Volyova attendait donc ces moments avec une certaine impatience, même si le capitaine donnait rarement l’impression de se souvenir de leurs conversations d’une fois sur l’autre. Pis encore, c’était comme si leur relation s’était refroidie, dernièrement. C’était en partie dû au fait que Sajaki n’avait pas réussi à repérer Sylveste dans le système de Yellowstone, condamnant le capitaine à une nouvelle demi-décennie de torture au minimum, et à beaucoup plus s’ils n’arrivaient pas à trouver Sylveste sur Resurgam, éventualité que Volyova se refusait à exclure. Les choses se compliquaient du fait que le capitaine lui demandait chaque fois où ils en étaient de leurs recherches, et qu’elle devait chaque fois lui répondre que ça ne se passait pas aussi bien qu’ils l’auraient voulu. Là-dessus, le capitaine sombrait dans la morosité – comment aurait-elle pu lui en vouloir ? – et le ton de la conversation s’assombrissait, au point, parfois, que le capitaine cessait de communiquer. Lorsqu’elle réessayait de lui parler, des jours ou des semaines plus tard, il avait oublié ce qu’elle lui avait dit et l’échange se répétait, sauf que Volyova s’efforçait de lui annoncer la nouvelle avec plus de ménagements, ou de la présenter sous un meilleur jour.

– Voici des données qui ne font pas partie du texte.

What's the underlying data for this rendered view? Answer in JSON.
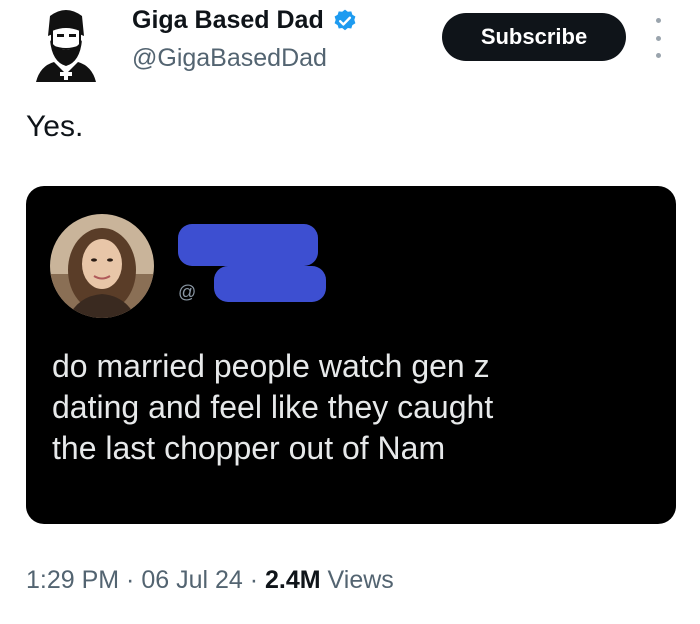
{
  "author": {
    "display_name": "Giga Based Dad",
    "handle": "@GigaBasedDad",
    "verified": true,
    "avatar_icon": "bearded-man-icon"
  },
  "subscribe_label": "Subscribe",
  "tweet": {
    "text": "Yes."
  },
  "quoted_post": {
    "handle_prefix": "@",
    "text": "do married people watch gen z\ndating and feel like they caught\nthe last chopper out of Nam",
    "redaction_color": "#3d4fd1"
  },
  "meta": {
    "time": "1:29 PM",
    "separator_1": " · ",
    "date": "06 Jul 24",
    "separator_2": " · ",
    "views_count": "2.4M",
    "views_label": " Views"
  },
  "colors": {
    "verified": "#1d9bf0",
    "subscribe_bg": "#0f1419",
    "card_bg": "#000000"
  }
}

L’autre chose qui projetait une ombre sur leurs entretiens était que Volyova harcelait le capitaine, le tarabustait au sujet de la visite qu’ils avaient rendue, Sajaki et lui, aux Schèmes Mystifs. Volyova ne s’intéressait à cette histoire que depuis quelques années, depuis qu’elle rapprochait le changement de caractère de Sajaki de cette expédition. Il est vrai que c’était précisément dans ce but – la modification de sa personnalité – qu’on allait voir les Mystifs. Mais pourquoi Sajaki aurait-il permis à ces non-humains de lui faire subir un changement négatif ? Il était plus cruel qu’avant, despotique et buté, lui qui était auparavant un chef sévère mais juste, un membre respecté du Triumvirat. Maintenant, c’est à peine si elle lui faisait confiance. Et au lieu de projeter de la lumière sur le changement, le capitaine éludait ses questions avec agressivité et elle repartait encore plus obnubilée par ce qui s’était passé.

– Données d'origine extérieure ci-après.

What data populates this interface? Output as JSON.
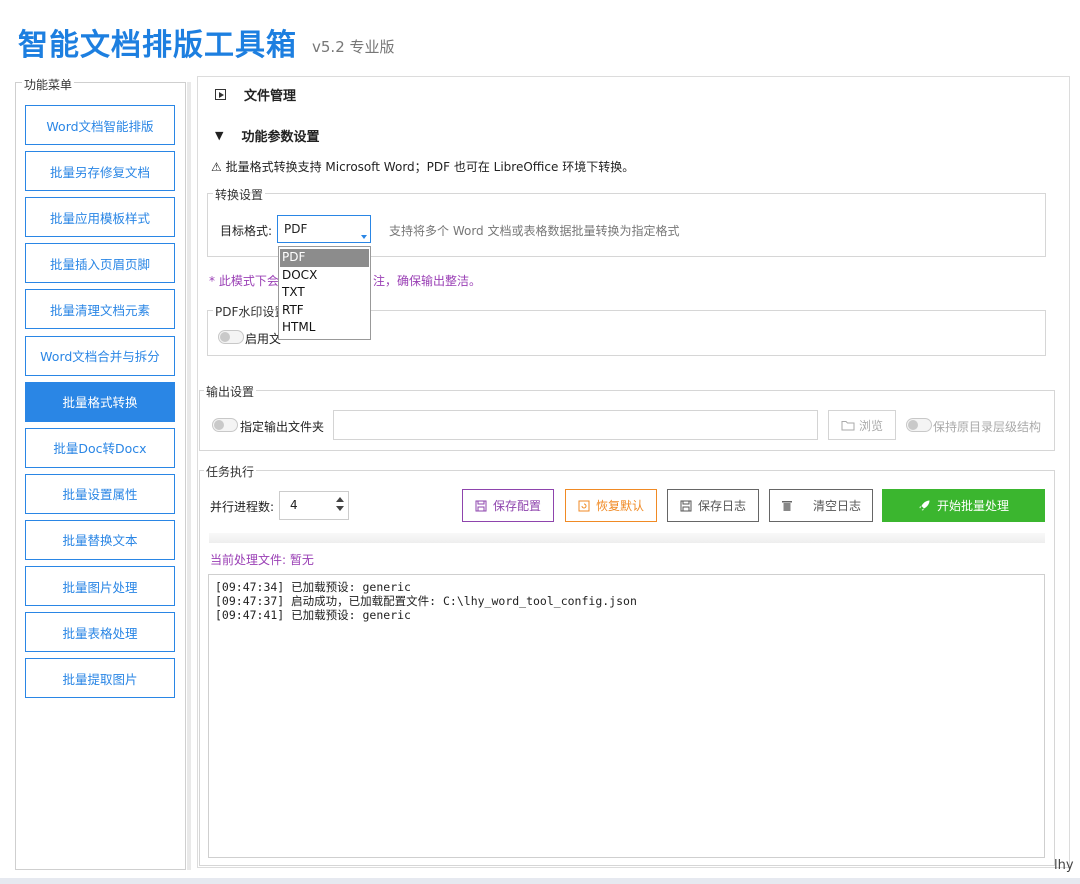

Elle s’apprêtait à lui parler, donc, en ruminant tous ces problèmes, en se demandant comment elle allait répondre à l’inévitable question sur Sylveste et par quel biais elle allait aborder le sujet des Mystifs. Elle tournait et retournait tout cela dans sa tête en suivant le chemin habituel, qui la faisait passer par la cache d’armes.
Et c’est alors qu’elle vit que l’une des armes – l’une des plus redoutables, évidemment – semblait avoir été déplacée.
— Il y a du nouveau, dit la Demoiselle. Du prévu, et de l’imprévu.
C’était une surprise d’être consciente ; et une autre, plus grande encore, d’entendre la Demoiselle. Khouri se souvenait – c’était même son dernier souvenir – de s’être allongée dans le caisson. Volyova était penchée sur elle et tapotait des commandes sur son bracelet. Elle ne voyait, ne sentait rien, pas même le froid, et pourtant elle savait qu’elle était toujours en cryosomnie, et donc plus ou moins endormie.
— Où… quand… sommes-nous ?
— Vous êtes toujours à bord du vaisseau, à mi-chemin de Resurgam, ou à peu près. Nous allons très vite : à moins de un pour cent de la vitesse de la lumière. J’ai légèrement remonté votre température neurale pour que nous puissions parler.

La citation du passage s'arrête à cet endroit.